I am trying to see how unrolling is done in GCC. I have written a C code to add elements of an array to do this.

for (i=0;i<16384;i++)
  c[i] = a[i]+b[i];

I have compiled it with -o2 flag and -funroll-all-loops.

gcc -o2 -funroll-all-loops --save-temps pleaseUnrollTheLoops.c

The object file for the above program has the following assembly code.

    pushq   %rbp
    .cfi_def_cfa_offset 16
    .cfi_offset 6, -16
    movq    %rsp, %rbp
    .cfi_def_cfa_register 6
    subq    $196504, %rsp
    movl    $0, -196612(%rbp)
    jmp .L2
    movl    -196612(%rbp), %eax
    movl    -196608(%rbp,%rax,4), %edx
    movl    -196612(%rbp), %eax
    movl    -131072(%rbp,%rax,4), %eax
    addl    %eax, %edx
    movl    -196612(%rbp), %eax
    movl    %edx, -65536(%rbp,%rax,4)
    addl    $1, -196612(%rbp)
    cmpl    $16383, -196612(%rbp)
    jle .L3
    .cfi_def_cfa 7, 8

In each iteration it is a doing only one addition (7th line in the L3 section) and incrementing the content of rbp register by 1 (as in the last line of L3 section).

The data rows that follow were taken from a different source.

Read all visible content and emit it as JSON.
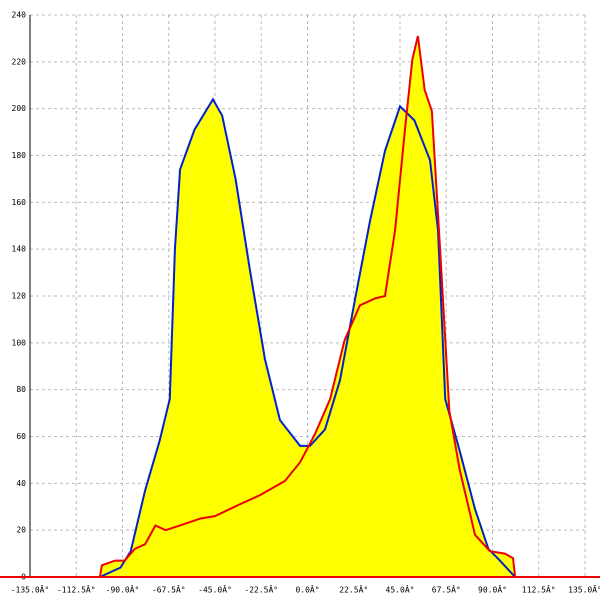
{
  "chart_data": {
    "type": "line",
    "fill": "#ffff00",
    "grid": true,
    "xlim": [
      -135,
      135
    ],
    "xticks": [
      {
        "value": -135,
        "label": "-135.0Â°"
      },
      {
        "value": -112.5,
        "label": "-112.5Â°"
      },
      {
        "value": -90,
        "label": "-90.0Â°"
      },
      {
        "value": -67.5,
        "label": "-67.5Â°"
      },
      {
        "value": -45,
        "label": "-45.0Â°"
      },
      {
        "value": -22.5,
        "label": "-22.5Â°"
      },
      {
        "value": 0,
        "label": "0.0Â°"
      },
      {
        "value": 22.5,
        "label": "22.5Â°"
      },
      {
        "value": 45,
        "label": "45.0Â°"
      },
      {
        "value": 67.5,
        "label": "67.5Â°"
      },
      {
        "value": 90,
        "label": "90.0Â°"
      },
      {
        "value": 112.5,
        "label": "112.5Â°"
      },
      {
        "value": 135,
        "label": "135.0Â°"
      }
    ],
    "ylim": [
      0,
      240
    ],
    "yticks": [
      0,
      20,
      40,
      60,
      80,
      100,
      120,
      140,
      160,
      180,
      200,
      220,
      240
    ],
    "series": [
      {
        "color": "#0022cc",
        "x": [
          -101,
          -91,
          -86,
          -79,
          -72,
          -67,
          -64.5,
          -62,
          -55,
          -46,
          -41.5,
          -35,
          -28,
          -20.7,
          -13.4,
          -3.6,
          1.2,
          8.5,
          15.8,
          23,
          30.4,
          37.7,
          45,
          52,
          59.6,
          63.5,
          67,
          74,
          81.5,
          88,
          93.6,
          101
        ],
        "values": [
          0,
          4,
          11,
          37,
          58,
          76,
          140,
          174,
          191,
          204,
          197,
          170,
          131,
          93,
          67,
          56,
          56,
          63,
          84,
          118,
          152,
          182,
          201,
          195,
          178,
          148,
          76,
          54,
          29,
          12,
          7,
          0
        ]
      },
      {
        "color": "#ee0000",
        "x": [
          -101,
          -100,
          -93.6,
          -89,
          -84,
          -79,
          -74,
          -69,
          -62,
          -52,
          -45,
          -33,
          -23,
          -11,
          -3.6,
          3.6,
          11,
          18,
          25.5,
          33,
          37.7,
          42.6,
          47.4,
          51,
          53.7,
          57,
          60.5,
          64.5,
          69,
          74,
          81.5,
          88.8,
          96,
          100,
          101
        ],
        "values": [
          0,
          5,
          7,
          7,
          12,
          14,
          22,
          20,
          22,
          25,
          26,
          31,
          35,
          41,
          49,
          61,
          76,
          101,
          116,
          119,
          120,
          148,
          191,
          221,
          231,
          208,
          199,
          140,
          71,
          46,
          18,
          11,
          10,
          8,
          0
        ]
      }
    ]
  }
}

This indicates that compiler is not unrolling the loop. I was expecting more additions to happen in one loop. My question is, why it is not unrolling the loop even after using the funroll flag?. Is there a possibility that compiler is not optimizing because it thinks that unrolling is not useful in this case ?. If that is true, then what should I do in order to make the compiler unroll the loops ?.